Lifestyle

Filling and thrifty: Tom Hunt’s recipe for pasta mista frittata

Lately, I’ve been exploring ideas for one-pot-wonders. This has rekindled my love of pasta, and resulted in an abundance of shapes filling our cupboards, from rigatoni to rotelle. This wealth of pasta led to my discovery of pasta mista, a thrifty Italian secret that involves cooking with a variety of pasta shapes, making the likes of minestrone, lasagne and frittata even more economical.

Pasta mista originated in Naples, where some grocery stores still sell pasta in bulk today. Odds and ends are combined and sold for a good price, usually including a mix of five or more pasta types. To make your own, simply collect all your pasta odds and ends in a large jar until you have enough to make a meal. Part of the joy of pasta mista is the range of textures that occur due to the varying sizes. However, it is a good rule of thumb to combine similar-sized pastas and avoid super-chunky varieties such as pici and pappardelle; longer pasta shapes – spaghetti, linguine and tagliatelle, say – can be broken up into similar lengths to the other pasta.

Cook pasta mista just as you would regular pasta, but drain it when around two-thirds of the pieces are cooked through – this way, you will end up with an interesting range of bites, from al dente to silky-smooth to soft.

Pasta mista frittata

Eggs and pasta combined is one of the most economical and comforting of foods; stodgy, rich and filling. This frittata is a super-simple recipe, suitable for the whole family, that can be served hot or cold. If you want to boost the flavours, add an assortment of toppings just before serving – try sun-dried tomatoes, artichokes, olives, pesto, mozzarella, carrot tops or chopped herbs. It’s also a great way to use up leftover cooked pasta.

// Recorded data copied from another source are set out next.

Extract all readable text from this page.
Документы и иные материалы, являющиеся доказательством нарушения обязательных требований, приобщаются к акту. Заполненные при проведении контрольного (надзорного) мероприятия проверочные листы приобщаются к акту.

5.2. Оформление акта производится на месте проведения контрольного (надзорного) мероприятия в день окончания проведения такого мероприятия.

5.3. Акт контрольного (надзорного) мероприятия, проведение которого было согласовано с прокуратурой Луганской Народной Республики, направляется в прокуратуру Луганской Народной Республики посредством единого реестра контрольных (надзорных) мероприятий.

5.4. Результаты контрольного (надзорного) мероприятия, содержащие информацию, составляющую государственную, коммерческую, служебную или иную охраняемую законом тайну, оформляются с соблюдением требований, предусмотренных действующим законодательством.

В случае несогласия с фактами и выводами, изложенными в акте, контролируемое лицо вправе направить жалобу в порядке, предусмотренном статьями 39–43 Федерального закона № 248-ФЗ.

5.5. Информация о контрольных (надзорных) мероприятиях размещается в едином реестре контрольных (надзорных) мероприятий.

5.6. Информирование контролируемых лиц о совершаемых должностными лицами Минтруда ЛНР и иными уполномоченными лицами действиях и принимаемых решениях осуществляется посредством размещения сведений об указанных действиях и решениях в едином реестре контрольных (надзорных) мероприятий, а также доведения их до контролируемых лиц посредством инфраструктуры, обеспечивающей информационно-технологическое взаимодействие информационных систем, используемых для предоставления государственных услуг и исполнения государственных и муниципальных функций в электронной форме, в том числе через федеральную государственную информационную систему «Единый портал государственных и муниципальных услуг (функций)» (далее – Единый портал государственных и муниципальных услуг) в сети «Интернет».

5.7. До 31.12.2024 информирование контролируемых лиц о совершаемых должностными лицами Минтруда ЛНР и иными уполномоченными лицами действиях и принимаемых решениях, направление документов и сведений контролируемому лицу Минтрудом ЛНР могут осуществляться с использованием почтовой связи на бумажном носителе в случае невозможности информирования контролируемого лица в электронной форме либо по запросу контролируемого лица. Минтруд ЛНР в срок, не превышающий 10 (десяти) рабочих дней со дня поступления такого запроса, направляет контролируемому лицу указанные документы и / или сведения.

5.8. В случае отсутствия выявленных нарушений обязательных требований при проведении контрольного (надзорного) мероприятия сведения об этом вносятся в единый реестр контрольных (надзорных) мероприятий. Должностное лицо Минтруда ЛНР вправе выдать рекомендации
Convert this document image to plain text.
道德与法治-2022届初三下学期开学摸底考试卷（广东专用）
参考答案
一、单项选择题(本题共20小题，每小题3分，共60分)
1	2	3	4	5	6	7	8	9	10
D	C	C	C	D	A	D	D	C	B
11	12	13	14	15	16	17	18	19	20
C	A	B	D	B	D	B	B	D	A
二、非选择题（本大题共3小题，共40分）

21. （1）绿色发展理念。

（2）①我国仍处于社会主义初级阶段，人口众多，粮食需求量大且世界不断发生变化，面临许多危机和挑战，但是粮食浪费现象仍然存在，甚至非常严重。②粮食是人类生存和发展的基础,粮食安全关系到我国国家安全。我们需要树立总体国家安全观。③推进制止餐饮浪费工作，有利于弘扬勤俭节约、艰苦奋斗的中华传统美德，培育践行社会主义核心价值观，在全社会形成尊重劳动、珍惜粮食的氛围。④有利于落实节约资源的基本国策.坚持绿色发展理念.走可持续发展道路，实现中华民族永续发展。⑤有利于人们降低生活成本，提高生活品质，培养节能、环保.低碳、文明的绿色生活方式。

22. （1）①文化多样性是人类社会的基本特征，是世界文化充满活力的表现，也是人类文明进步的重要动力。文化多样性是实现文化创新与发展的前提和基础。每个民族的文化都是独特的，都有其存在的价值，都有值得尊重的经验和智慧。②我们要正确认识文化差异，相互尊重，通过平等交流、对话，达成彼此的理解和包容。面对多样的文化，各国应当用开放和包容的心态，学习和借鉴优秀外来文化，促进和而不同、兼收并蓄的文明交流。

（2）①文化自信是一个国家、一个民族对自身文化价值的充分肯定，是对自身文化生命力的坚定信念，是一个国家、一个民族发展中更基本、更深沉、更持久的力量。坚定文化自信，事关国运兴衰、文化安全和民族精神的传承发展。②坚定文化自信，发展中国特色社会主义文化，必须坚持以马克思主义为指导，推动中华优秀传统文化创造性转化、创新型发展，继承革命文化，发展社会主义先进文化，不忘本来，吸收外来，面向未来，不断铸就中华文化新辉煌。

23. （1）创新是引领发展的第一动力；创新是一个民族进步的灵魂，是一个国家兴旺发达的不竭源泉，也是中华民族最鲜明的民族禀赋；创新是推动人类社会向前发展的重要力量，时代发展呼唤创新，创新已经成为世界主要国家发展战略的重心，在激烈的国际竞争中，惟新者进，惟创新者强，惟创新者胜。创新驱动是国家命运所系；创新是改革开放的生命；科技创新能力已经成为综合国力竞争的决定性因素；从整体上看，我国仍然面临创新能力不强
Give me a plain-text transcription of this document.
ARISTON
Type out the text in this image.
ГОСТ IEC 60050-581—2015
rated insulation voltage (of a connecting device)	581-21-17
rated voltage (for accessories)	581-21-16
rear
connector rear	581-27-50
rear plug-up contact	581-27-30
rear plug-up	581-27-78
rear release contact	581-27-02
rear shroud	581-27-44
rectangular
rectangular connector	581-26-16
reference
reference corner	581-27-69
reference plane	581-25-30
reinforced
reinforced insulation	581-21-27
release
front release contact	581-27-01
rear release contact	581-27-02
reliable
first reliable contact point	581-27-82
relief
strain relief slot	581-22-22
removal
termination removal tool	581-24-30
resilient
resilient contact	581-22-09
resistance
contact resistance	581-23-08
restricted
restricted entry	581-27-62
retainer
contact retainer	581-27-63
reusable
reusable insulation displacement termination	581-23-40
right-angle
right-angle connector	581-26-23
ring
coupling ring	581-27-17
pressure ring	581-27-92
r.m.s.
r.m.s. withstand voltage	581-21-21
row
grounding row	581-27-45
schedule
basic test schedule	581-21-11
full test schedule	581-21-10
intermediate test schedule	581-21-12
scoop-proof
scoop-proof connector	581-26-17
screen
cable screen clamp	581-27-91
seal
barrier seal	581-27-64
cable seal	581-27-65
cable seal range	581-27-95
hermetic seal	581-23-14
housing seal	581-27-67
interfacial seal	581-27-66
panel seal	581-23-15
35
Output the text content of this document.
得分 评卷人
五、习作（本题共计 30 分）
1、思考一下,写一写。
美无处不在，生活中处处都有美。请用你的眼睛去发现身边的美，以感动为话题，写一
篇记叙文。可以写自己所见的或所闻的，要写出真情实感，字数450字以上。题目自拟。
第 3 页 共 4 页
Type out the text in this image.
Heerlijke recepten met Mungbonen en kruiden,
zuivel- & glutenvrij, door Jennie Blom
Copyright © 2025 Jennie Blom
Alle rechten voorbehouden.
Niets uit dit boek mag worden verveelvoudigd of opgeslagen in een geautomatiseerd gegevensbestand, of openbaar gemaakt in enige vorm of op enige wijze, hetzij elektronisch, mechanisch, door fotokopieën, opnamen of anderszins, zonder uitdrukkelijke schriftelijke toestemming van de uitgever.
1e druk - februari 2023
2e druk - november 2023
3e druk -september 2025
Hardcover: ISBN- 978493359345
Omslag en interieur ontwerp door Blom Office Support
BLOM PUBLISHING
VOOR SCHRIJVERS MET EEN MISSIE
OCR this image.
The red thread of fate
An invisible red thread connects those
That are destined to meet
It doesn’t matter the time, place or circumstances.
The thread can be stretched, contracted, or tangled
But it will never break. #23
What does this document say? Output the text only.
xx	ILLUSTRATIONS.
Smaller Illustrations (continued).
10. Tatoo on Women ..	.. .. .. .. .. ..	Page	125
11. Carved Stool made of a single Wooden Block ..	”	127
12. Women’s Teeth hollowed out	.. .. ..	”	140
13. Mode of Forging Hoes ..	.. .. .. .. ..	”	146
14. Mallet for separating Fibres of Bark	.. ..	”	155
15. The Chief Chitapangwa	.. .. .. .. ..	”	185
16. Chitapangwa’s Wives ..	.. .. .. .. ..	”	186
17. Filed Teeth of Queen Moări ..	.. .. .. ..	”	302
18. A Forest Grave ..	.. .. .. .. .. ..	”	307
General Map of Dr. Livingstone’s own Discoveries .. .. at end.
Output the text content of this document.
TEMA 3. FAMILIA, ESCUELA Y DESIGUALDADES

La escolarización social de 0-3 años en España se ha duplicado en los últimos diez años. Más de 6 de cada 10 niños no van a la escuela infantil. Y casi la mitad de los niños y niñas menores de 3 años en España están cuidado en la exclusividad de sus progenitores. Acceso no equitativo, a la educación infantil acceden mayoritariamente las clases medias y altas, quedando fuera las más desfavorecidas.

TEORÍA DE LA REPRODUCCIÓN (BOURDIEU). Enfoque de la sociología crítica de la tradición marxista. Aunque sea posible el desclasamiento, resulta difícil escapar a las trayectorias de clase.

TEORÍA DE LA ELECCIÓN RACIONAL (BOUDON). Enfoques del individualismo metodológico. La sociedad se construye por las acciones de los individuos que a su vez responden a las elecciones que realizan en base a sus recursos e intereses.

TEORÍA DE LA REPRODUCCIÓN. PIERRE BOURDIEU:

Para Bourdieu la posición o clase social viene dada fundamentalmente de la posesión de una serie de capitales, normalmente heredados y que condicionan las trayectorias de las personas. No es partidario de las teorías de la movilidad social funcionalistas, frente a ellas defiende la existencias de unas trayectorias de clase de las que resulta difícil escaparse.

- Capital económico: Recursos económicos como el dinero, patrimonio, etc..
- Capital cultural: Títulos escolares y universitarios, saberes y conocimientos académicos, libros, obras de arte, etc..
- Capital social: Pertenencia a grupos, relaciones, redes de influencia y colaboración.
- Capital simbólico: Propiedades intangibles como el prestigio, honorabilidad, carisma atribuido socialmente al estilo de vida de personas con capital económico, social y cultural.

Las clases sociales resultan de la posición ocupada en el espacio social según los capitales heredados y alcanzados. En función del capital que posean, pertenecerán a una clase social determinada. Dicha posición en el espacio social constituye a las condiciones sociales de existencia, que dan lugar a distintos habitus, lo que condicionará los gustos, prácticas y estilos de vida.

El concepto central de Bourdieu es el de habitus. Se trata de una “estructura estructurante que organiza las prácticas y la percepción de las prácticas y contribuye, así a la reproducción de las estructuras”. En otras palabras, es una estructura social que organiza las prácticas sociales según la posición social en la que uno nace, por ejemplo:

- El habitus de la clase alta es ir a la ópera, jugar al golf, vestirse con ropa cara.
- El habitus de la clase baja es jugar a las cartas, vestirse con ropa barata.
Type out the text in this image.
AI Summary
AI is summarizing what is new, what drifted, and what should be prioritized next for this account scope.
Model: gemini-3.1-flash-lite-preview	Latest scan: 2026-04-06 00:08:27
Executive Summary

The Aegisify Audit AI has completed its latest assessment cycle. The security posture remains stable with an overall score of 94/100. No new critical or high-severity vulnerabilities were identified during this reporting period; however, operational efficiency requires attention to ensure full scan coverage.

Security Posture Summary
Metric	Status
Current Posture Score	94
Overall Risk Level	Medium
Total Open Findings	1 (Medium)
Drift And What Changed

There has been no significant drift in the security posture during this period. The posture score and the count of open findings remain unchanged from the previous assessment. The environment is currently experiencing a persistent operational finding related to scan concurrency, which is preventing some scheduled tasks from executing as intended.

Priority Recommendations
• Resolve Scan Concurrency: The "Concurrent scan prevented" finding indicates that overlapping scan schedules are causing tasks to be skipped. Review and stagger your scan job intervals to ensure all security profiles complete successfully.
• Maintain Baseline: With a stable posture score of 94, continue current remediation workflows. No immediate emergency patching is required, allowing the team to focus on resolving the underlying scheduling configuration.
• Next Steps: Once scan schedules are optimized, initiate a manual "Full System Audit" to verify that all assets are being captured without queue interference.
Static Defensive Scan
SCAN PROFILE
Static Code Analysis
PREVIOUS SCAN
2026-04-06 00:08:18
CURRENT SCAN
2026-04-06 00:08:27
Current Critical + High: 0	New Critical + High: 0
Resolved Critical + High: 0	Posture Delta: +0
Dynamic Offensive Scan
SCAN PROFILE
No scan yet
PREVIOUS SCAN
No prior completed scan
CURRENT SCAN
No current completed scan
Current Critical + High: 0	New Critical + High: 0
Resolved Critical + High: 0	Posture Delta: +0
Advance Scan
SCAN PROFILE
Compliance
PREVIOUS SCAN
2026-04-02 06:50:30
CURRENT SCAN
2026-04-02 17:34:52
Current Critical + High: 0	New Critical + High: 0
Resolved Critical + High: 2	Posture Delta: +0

100g mixed pasta shapes per portion
Salt
2 eggs per portion
Parmesan, to taste
2 tbsp olive oil

Cook the pasta in boiling salted water until cooked to your liking – remember, the different shapes will cook at different speeds, but it’s nice to have a range of textures in the finished dish.

Beat the eggs in a bowl, then stir in the cooked pasta and season with salt, pepper and grated parmesan to taste. Pour into a hot, ovenproof frying pan greased with the olive oil, swirl the mix around the pan to even out, then turn the heat down low and leave to fry gently for five minutes. Transfer the pan to a hot oven – 210C (190C fan) – for a further five minutes, then tip put on to a plate and serve hot or at room temperature, just as it is or scattered with your toppings of choice.